Je tiens à remercier l’ensemble des orateurs, tout en soulignant que, à une exception près, aucun d’entre eux n’a contesté le bien-fondé de la décision de ne pas livrer à la Russie, dans les circonstances actuelles, les deux bâtiments de projection et de commandement.

Chacun peut porter sa propre appréciation sur l’opportunité de la conclusion de ce contrat avec la Russie en 2011, compte tenu des événements de Géorgie et du comportement de la Russie dans son environnement. Les différents points de vue se sont exprimés à ce sujet. Chacun conçoit que les circonstances ne permettaient plus la livraison de ces bateaux, compte tenu de la situation en Ukraine, de l’annexion de la Crimée, de nos relations avec les pays voisins de la Russie, du rôle que nous jouons dans la résolution de la crise ukrainienne – une réunion au format Normandie se tiendra vendredi à Paris, à l’invitation du Président de la République, et réunira les Présidents Porochenko et Poutine, ainsi que la Chancelière Merkel, pour veiller à la mise en œuvre complète des accords de Minsk.
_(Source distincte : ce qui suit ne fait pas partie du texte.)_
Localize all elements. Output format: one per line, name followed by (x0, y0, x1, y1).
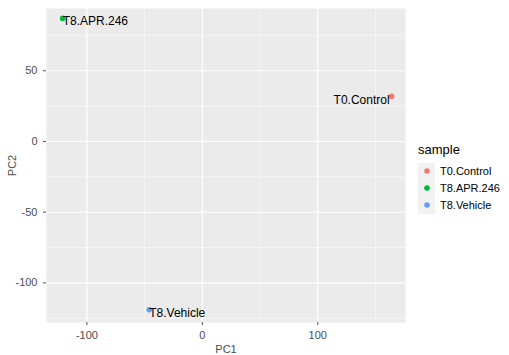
svg-text:T0.Control: T0.Control (334, 93, 390, 107)
svg-text:PC1: PC1 (215, 343, 236, 355)
svg-text:T8.APR.246: T8.APR.246 (63, 14, 129, 28)
svg-text:0: 0 (199, 329, 205, 341)
svg-text:50: 50 (25, 64, 37, 76)
svg-text:0: 0 (31, 135, 37, 147)
html-text:T8.APR.246: T8.APR.246 (440, 182, 500, 194)
html-text:T8.Vehicle: T8.Vehicle (440, 199, 492, 211)
html-text:T0.Control: T0.Control (440, 165, 492, 177)
svg-text:PC2: PC2 (6, 155, 18, 176)
html-text:sample: sample (418, 141, 460, 157)
svg-text:-100: -100 (76, 329, 98, 341)
svg-text:-50: -50 (22, 206, 38, 218)
svg-text:T8.Vehicle: T8.Vehicle (149, 306, 205, 320)
svg-text:100: 100 (309, 329, 327, 341)
svg-text:-100: -100 (15, 276, 37, 288)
Il ne faut pas non plus oublier l’inquiétude que le comportement de la Russie et la livraison potentielle de ces bateaux suscitaient au sein de plusieurs États membres de l’Union européenne. En effet, l’Ukraine n’est pas la seule riveraine de la mer Noire, certains membres de l’Union européenne le sont également. Enfin, nous savons que beaucoup de pays amis étaient très sensibles à cette question, comme la Pologne – aujourd’hui même, une réunion au format Weimar, avec des représentants de la Pologne, de l’Allemagne et de la France, doit se tenir dans quelques heures au Quai d’Orsay – ou les pays baltes.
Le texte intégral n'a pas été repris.